After deploying DNSSEC for example.com, users of DNSSEC-validating resolvers report they cannot reach the site at all. Users of non-validating resolvers have no problem. What is the most likely cause?

AThe chain of trust is broken — for example, the DS record in the .com parent zone was not updated to match the zone's KSK, so validators cannot complete the validation chain and return SERVFAIL
BDNSSEC encrypted the DNS responses in a format that validating resolvers cannot decrypt without the private key
CThe zone's A records were inadvertently deleted when DNSSEC signing was enabled
DNon-validating resolvers are performing a DNS cache poisoning attack, making the site appear reachable to them
Question 2 Multiple Choice

A network administrator deploys DNSSEC for their company's domain. A colleague says: 'Great — now no one can see what websites our employees are visiting.' Is the colleague correct?

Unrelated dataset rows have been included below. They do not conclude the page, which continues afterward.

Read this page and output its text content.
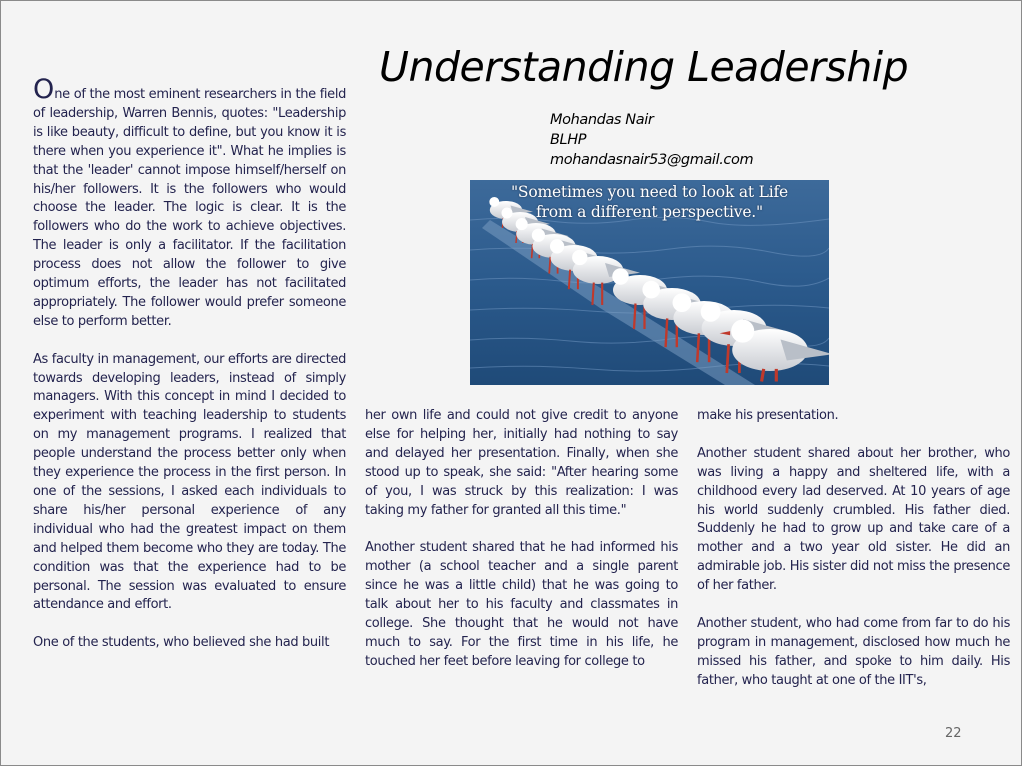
Understanding Leadership
Mohandas Nair
BLHP
mohandasnair53@gmail.com
"Sometimes you need to look at Life
from a different perspective."

One of the most eminent researchers in the field of leadership, Warren Bennis, quotes: "Leadership is like beauty, difficult to define, but you know it is there when you experience it". What he implies is that the 'leader' cannot impose himself/herself on his/her followers. It is the followers who would choose the leader. The logic is clear. It is the followers who do the work to achieve objectives. The leader is only a facilitator. If the facilitation process does not allow the follower to give optimum efforts, the leader has not facilitated appropriately. The follower would prefer someone else to perform better.

As faculty in management, our efforts are directed towards developing leaders, instead of simply managers. With this concept in mind I decided to experiment with teaching leadership to students on my management programs. I realized that people understand the process better only when they experience the process in the first person. In one of the sessions, I asked each individuals to share his/her personal experience of any individual who had the greatest impact on them and helped them become who they are today. The condition was that the experience had to be personal. The session was evaluated to ensure attendance and effort.

One of the students, who believed she had built

her own life and could not give credit to anyone else for helping her, initially had nothing to say and delayed her presentation. Finally, when she stood up to speak, she said: "After hearing some of you, I was struck by this realization: I was taking my father for granted all this time."

Another student shared that he had informed his mother (a school teacher and a single parent since he was a little child) that he was going to talk about her to his faculty and classmates in college. She thought that he would not have much to say. For the first time in his life, he touched her feet before leaving for college to

make his presentation.

Another student shared about her brother, who was living a happy and sheltered life, with a childhood every lad deserved. At 10 years of age his world suddenly crumbled. His father died. Suddenly he had to grow up and take care of a mother and a two year old sister. He did an admirable job. His sister did not miss the presence of her father.

Another student, who had come from far to do his program in management, disclosed how much he missed his father, and spoke to him daily. His father, who taught at one of the IIT's,

22
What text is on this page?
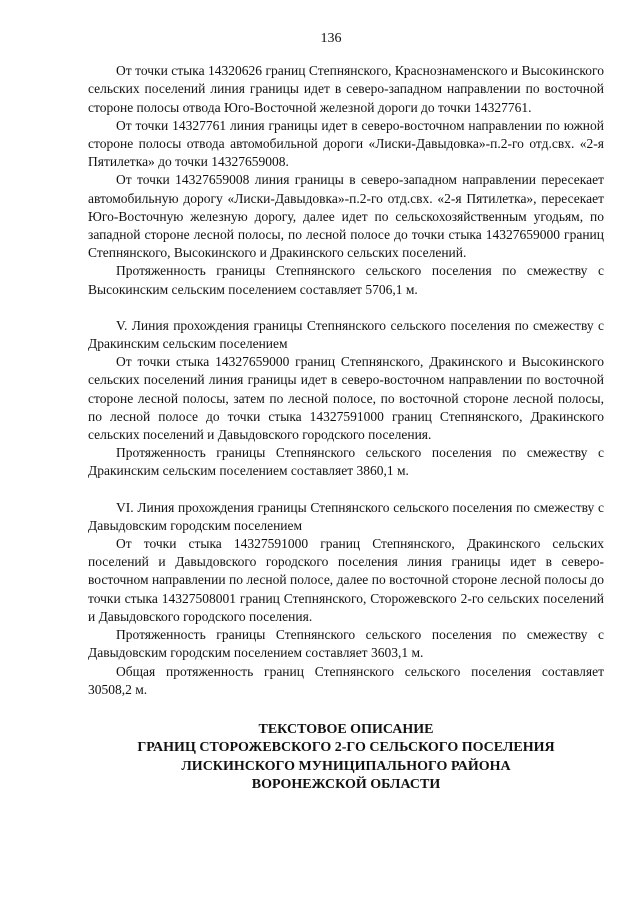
136

От точки стыка 14320626 границ Степнянского, Краснознаменского и Высокинского сельских поселений линия границы идет в северо-западном направлении по восточной стороне полосы отвода Юго-Восточной железной дороги до точки 14327761.

От точки 14327761 линия границы идет в северо-восточном направлении по южной стороне полосы отвода автомобильной дороги «Лиски-Давыдовка»-п.2-го отд.свх. «2-я Пятилетка» до точки 14327659008.

От точки 14327659008 линия границы в северо-западном направлении пересекает автомобильную дорогу «Лиски-Давыдовка»-п.2-го отд.свх. «2-я Пятилетка», пересекает Юго-Восточную железную дорогу, далее идет по сельскохозяйственным угодьям, по западной стороне лесной полосы, по лесной полосе до точки стыка 14327659000 границ Степнянского, Высокинского и Дракинского сельских поселений.

Протяженность границы Степнянского сельского поселения по смежеству с Высокинским сельским поселением составляет 5706,1 м.

V. Линия прохождения границы Степнянского сельского поселения по смежеству с Дракинским сельским поселением

От точки стыка 14327659000 границ Степнянского, Дракинского и Высокинского сельских поселений линия границы идет в северо-восточном направлении по восточной стороне лесной полосы, затем по лесной полосе, по восточной стороне лесной полосы, по лесной полосе до точки стыка 14327591000 границ Степнянского, Дракинского сельских поселений и Давыдовского городского поселения.

Протяженность границы Степнянского сельского поселения по смежеству с Дракинским сельским поселением составляет 3860,1 м.

VI. Линия прохождения границы Степнянского сельского поселения по смежеству с Давыдовским городским поселением

От точки стыка 14327591000 границ Степнянского, Дракинского сельских поселений и Давыдовского городского поселения линия границы идет в северо-восточном направлении по лесной полосе, далее по восточной стороне лесной полосы до точки стыка 14327508001 границ Степнянского, Сторожевского 2-го сельских поселений и Давыдовского городского поселения.

Протяженность границы Степнянского сельского поселения по смежеству с Давыдовским городским поселением составляет 3603,1 м.

Общая протяженность границ Степнянского сельского поселения составляет 30508,2 м.

ТЕКСТОВОЕ ОПИСАНИЕ
ГРАНИЦ СТОРОЖЕВСКОГО 2-ГО СЕЛЬСКОГО ПОСЕЛЕНИЯ
ЛИСКИНСКОГО МУНИЦИПАЛЬНОГО РАЙОНА
ВОРОНЕЖСКОЙ ОБЛАСТИ
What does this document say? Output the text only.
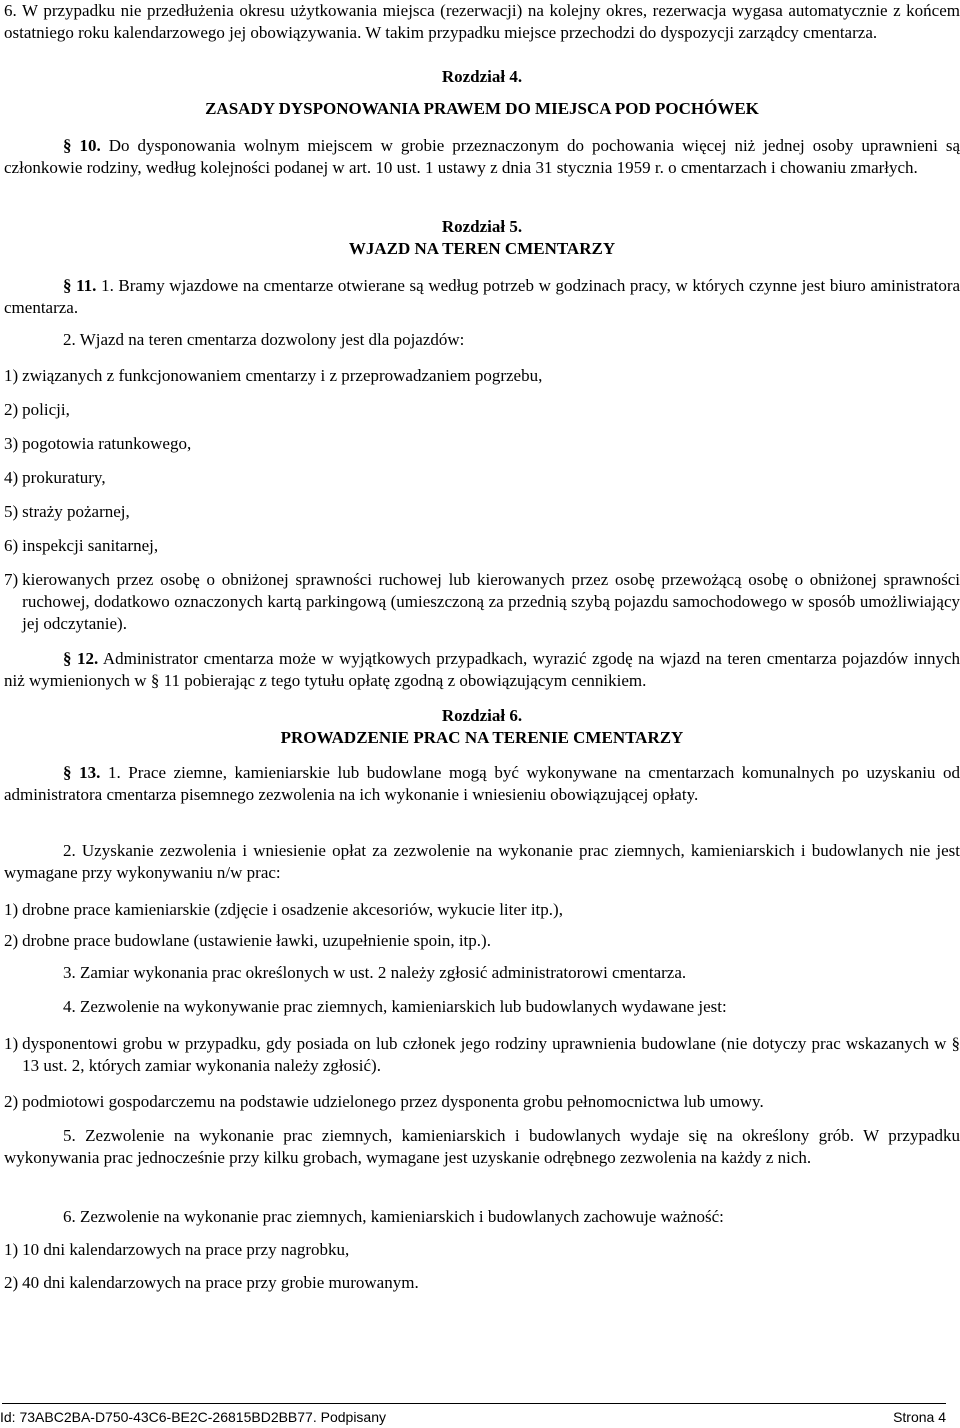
6. W przypadku nie przedłużenia okresu użytkowania miejsca (rezerwacji) na kolejny okres, rezerwacja wygasa automatycznie z końcem ostatniego roku kalendarzowego jej obowiązywania. W takim przypadku miejsce przechodzi do dyspozycji zarządcy cmentarza.

Rozdział 4.

ZASADY DYSPONOWANIA PRAWEM DO MIEJSCA POD POCHÓWEK

§ 10. Do dysponowania wolnym miejscem w grobie przeznaczonym do pochowania więcej niż jednej osoby uprawnieni są członkowie rodziny, według kolejności podanej w art. 10 ust. 1 ustawy z dnia 31 stycznia 1959 r. o cmentarzach i chowaniu zmarłych.

Rozdział 5.

WJAZD NA TEREN CMENTARZY

§ 11. 1. Bramy wjazdowe na cmentarze otwierane są według potrzeb w godzinach pracy, w których czynne jest biuro aministratora cmentarza.

2. Wjazd na teren cmentarza dozwolony jest dla pojazdów:

1) związanych z funkcjonowaniem cmentarzy i z przeprowadzaniem pogrzebu,
2) policji,
3) pogotowia ratunkowego,
4) prokuratury,
5) straży pożarnej,
6) inspekcji sanitarnej,
7) kierowanych przez osobę o obniżonej sprawności ruchowej lub kierowanych przez osobę przewożącą osobę o obniżonej sprawności ruchowej, dodatkowo oznaczonych kartą parkingową (umieszczoną za przednią szybą pojazdu samochodowego w sposób umożliwiający jej odczytanie).

§ 12. Administrator cmentarza może w wyjątkowych przypadkach, wyrazić zgodę na wjazd na teren cmentarza pojazdów innych niż wymienionych w § 11 pobierając z tego tytułu opłatę zgodną z obowiązującym cennikiem.

Rozdział 6.

PROWADZENIE PRAC NA TERENIE CMENTARZY

§ 13. 1. Prace ziemne, kamieniarskie lub budowlane mogą być wykonywane na cmentarzach komunalnych po uzyskaniu od administratora cmentarza pisemnego zezwolenia na ich wykonanie i wniesieniu obowiązującej opłaty.

2. Uzyskanie zezwolenia i wniesienie opłat za zezwolenie na wykonanie prac ziemnych, kamieniarskich i budowlanych nie jest wymagane przy wykonywaniu n/w prac:

1) drobne prace kamieniarskie (zdjęcie i osadzenie akcesoriów, wykucie liter itp.),
2) drobne prace budowlane (ustawienie ławki, uzupełnienie spoin, itp.).

3. Zamiar wykonania prac określonych w ust. 2 należy zgłosić administratorowi cmentarza.

4. Zezwolenie na wykonywanie prac ziemnych, kamieniarskich lub budowlanych wydawane jest:

1) dysponentowi grobu w przypadku, gdy posiada on lub członek jego rodziny uprawnienia budowlane (nie dotyczy prac wskazanych w § 13 ust. 2, których zamiar wykonania należy zgłosić).
2) podmiotowi gospodarczemu na podstawie udzielonego przez dysponenta grobu pełnomocnictwa lub umowy.

5. Zezwolenie na wykonanie prac ziemnych, kamieniarskich i budowlanych wydaje się na określony grób. W przypadku wykonywania prac jednocześnie przy kilku grobach, wymagane jest uzyskanie odrębnego zezwolenia na każdy z nich.

6. Zezwolenie na wykonanie prac ziemnych, kamieniarskich i budowlanych zachowuje ważność:

1) 10 dni kalendarzowych na prace przy nagrobku,
2) 40 dni kalendarzowych na prace przy grobie murowanym.
Id: 73ABC2BA-D750-43C6-BE2C-26815BD2BB77. Podpisany	Strona 4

AYes — DNSSEC cryptographically encrypts DNS queries and responses, hiding domain lookups from observers
BNo — DNSSEC authenticates DNS responses to prevent tampering, but queries and responses still travel in plaintext; observers can still see which domains are being looked up
CYes — the chain of trust prevents third parties from intercepting DNS traffic at any point in the network
DNo — DNSSEC only protects the path from authoritative nameservers to resolvers, not from clients to resolvers
Question 3 True / False

DNSSEC validation chains trust from the root zone through parent zones via DS records down to the target zone, so a validating resolver must trust the root zone's public keys as its starting point.

TTrue
FFalse
Question 4 True / False

DNSSEC protects DNS responses from eavesdropping because most DNS records are encrypted with the Zone-Signing Key before transmission.

TTrue
FFalse
Question 5 Short Answer

Explain why a break in the DNSSEC chain of trust causes a domain to become completely unreachable for DNSSEC-validating resolvers, even if the domain's DNS records are technically correct.